Protobuf
Input | Output | Alias |
---|---|---|
✔ | ✔ |
Description
The Protobuf
format is the Protocol Buffers format.
This format requires an external format schema, which is cached between queries.
ClickHouse supports:
- both
proto2
andproto3
syntaxes. Repeated
/optional
/required
fields.
Example Usage
Basic Examples
Usage examples:
SELECT * FROM test.table FORMAT Protobuf SETTINGS format_schema = 'schemafile:MessageType'
cat protobuf_messages.bin | clickhouse-client --query "INSERT INTO test.table SETTINGS format_schema='schemafile:MessageType' FORMAT Protobuf"
Where the file schemafile.proto
looks like this:
syntax = "proto3";
message MessageType {
string name = 1;
string surname = 2;
uint32 birthDate = 3;
repeated string phoneNumbers = 4;
};
To find the correspondence between table columns and fields of the Protocol Buffers’ message type, ClickHouse compares their names.
This comparison is case-insensitive and the characters _
(underscore) and .
(dot) are considered as equal.
If the types of a column and a field of the Protocol Buffers’ message are different, then the necessary conversion is applied.

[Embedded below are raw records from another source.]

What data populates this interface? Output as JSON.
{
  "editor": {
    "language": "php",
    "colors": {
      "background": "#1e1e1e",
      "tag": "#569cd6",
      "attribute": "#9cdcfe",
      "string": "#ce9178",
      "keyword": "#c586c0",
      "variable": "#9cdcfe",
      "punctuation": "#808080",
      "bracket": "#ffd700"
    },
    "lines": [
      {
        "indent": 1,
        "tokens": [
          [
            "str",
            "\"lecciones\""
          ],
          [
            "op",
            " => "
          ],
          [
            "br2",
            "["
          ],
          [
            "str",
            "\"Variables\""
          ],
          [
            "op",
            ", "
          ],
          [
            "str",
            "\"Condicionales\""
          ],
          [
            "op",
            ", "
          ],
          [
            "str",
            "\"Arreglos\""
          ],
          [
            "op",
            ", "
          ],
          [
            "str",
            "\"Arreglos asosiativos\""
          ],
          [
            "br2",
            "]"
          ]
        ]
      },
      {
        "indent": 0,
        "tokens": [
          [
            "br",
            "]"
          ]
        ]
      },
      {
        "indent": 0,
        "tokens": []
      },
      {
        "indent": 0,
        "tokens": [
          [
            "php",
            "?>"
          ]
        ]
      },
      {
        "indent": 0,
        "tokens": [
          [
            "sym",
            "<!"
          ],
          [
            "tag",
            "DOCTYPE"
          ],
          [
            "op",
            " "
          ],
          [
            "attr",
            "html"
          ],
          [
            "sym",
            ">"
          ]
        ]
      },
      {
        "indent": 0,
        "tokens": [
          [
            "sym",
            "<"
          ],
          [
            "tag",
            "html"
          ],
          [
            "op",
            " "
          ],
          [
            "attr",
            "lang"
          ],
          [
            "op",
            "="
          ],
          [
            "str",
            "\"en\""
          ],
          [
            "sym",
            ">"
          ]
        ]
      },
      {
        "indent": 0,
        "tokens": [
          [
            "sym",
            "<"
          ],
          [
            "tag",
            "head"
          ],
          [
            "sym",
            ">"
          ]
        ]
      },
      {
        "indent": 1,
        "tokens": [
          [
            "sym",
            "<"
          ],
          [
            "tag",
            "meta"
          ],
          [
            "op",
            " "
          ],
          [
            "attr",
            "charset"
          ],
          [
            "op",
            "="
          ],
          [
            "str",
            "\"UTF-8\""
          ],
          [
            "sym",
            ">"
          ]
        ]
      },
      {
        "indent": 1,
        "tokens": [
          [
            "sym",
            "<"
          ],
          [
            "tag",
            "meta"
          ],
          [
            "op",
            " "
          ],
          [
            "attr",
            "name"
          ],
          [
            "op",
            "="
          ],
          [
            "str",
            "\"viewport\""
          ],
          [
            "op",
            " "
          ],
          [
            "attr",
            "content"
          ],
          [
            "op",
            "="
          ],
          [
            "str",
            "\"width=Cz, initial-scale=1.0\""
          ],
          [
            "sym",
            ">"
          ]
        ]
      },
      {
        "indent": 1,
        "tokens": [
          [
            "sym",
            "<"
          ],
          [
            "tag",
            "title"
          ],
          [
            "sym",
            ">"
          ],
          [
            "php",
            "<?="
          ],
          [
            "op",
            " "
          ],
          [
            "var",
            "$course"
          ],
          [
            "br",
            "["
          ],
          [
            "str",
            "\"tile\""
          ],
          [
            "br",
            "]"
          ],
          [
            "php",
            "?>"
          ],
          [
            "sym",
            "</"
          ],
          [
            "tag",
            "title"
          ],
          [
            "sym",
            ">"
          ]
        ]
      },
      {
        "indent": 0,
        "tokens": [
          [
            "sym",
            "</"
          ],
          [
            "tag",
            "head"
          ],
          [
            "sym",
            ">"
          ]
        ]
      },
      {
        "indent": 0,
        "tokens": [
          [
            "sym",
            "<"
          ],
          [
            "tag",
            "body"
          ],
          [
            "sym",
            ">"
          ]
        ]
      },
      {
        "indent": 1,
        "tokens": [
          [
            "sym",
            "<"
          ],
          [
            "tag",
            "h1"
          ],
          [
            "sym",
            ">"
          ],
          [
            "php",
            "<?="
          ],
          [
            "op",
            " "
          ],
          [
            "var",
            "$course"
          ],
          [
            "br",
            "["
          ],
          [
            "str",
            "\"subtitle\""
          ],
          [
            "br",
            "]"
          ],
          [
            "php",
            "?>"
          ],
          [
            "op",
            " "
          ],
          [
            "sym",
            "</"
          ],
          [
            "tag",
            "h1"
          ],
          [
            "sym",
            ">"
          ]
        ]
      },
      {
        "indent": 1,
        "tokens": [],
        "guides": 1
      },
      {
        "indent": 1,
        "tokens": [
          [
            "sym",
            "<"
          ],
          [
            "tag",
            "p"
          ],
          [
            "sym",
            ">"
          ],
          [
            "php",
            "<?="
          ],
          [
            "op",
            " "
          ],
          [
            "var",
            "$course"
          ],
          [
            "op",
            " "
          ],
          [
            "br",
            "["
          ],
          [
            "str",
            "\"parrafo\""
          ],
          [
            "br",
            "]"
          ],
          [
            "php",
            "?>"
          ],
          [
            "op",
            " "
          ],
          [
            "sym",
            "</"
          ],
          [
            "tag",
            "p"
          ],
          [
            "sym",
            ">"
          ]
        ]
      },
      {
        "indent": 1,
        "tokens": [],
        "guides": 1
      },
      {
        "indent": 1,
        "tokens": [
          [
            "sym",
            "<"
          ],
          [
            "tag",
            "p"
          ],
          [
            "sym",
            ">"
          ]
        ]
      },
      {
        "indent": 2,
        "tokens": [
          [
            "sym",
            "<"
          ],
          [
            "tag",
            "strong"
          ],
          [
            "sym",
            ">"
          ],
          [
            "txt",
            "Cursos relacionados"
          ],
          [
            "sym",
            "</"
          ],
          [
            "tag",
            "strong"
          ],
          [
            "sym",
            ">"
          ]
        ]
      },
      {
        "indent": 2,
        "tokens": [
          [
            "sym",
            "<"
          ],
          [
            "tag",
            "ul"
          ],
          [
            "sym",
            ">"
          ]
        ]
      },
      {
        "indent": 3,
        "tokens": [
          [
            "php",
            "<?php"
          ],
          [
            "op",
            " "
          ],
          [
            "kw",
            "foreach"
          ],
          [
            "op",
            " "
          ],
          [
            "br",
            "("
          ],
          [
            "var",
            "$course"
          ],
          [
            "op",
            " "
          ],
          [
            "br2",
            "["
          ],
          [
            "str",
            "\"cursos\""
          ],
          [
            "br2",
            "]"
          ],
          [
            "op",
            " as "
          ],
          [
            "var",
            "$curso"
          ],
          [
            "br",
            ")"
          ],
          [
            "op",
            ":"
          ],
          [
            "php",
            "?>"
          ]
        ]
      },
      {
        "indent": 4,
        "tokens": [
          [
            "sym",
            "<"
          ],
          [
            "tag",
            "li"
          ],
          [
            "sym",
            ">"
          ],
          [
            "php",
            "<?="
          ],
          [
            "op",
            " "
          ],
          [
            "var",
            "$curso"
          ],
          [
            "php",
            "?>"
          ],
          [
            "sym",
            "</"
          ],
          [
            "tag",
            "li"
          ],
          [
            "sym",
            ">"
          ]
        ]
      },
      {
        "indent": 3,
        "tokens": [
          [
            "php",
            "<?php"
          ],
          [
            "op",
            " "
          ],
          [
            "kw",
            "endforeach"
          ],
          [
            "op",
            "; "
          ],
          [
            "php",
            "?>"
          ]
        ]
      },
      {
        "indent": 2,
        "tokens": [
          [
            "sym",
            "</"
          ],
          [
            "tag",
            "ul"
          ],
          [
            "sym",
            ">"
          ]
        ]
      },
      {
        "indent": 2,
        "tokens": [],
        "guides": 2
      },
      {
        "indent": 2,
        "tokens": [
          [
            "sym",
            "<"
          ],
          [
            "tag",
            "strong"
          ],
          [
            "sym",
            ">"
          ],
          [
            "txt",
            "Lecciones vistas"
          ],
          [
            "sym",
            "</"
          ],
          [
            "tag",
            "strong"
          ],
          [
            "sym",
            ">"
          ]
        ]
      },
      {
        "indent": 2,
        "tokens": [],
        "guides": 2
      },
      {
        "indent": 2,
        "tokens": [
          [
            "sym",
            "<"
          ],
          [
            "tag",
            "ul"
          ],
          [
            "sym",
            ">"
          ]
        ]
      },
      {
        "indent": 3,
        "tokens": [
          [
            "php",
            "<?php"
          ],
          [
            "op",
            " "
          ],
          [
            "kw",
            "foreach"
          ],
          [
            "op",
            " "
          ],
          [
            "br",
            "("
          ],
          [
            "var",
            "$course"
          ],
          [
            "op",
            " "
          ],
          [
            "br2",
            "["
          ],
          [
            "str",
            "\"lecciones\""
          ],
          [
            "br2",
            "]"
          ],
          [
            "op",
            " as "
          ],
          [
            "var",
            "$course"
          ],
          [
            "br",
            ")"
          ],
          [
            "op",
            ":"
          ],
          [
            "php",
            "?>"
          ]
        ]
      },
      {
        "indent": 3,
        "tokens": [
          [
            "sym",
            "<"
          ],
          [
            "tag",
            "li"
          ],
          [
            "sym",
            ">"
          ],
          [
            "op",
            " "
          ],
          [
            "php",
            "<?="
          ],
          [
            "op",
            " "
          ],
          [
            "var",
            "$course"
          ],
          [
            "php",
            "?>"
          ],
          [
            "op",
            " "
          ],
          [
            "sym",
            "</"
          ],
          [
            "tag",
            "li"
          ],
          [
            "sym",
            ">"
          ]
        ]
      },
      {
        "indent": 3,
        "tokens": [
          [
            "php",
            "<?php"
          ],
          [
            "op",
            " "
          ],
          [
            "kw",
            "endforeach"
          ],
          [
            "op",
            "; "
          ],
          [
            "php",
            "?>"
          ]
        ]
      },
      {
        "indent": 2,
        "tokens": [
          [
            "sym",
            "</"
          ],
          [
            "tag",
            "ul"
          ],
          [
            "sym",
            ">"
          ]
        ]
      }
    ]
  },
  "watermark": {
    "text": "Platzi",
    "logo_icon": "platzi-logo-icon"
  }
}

Nested messages are supported. For example, for the field z
in the following message type:
message MessageType {
message XType {
message YType {
int32 z;
};
repeated YType y;
};
XType x;
};
ClickHouse tries to find a column named x.y.z
(or x_y_z
or X.y_Z
and so on).
Nested messages are suitable for input or output of a nested data structures.
Default values defined in a protobuf schema like the one that follows are not applied, rather the table defaults are used instead of them:
syntax = "proto2";
message MessageType {
optional int32 result_per_page = 3 [default = 10];
}
ClickHouse inputs and outputs protobuf messages in the length-delimited
format.
This means that before every message its length should be written as a variable width integer (varint).
See also: how to read/write length-delimited protobuf messages in popular languages.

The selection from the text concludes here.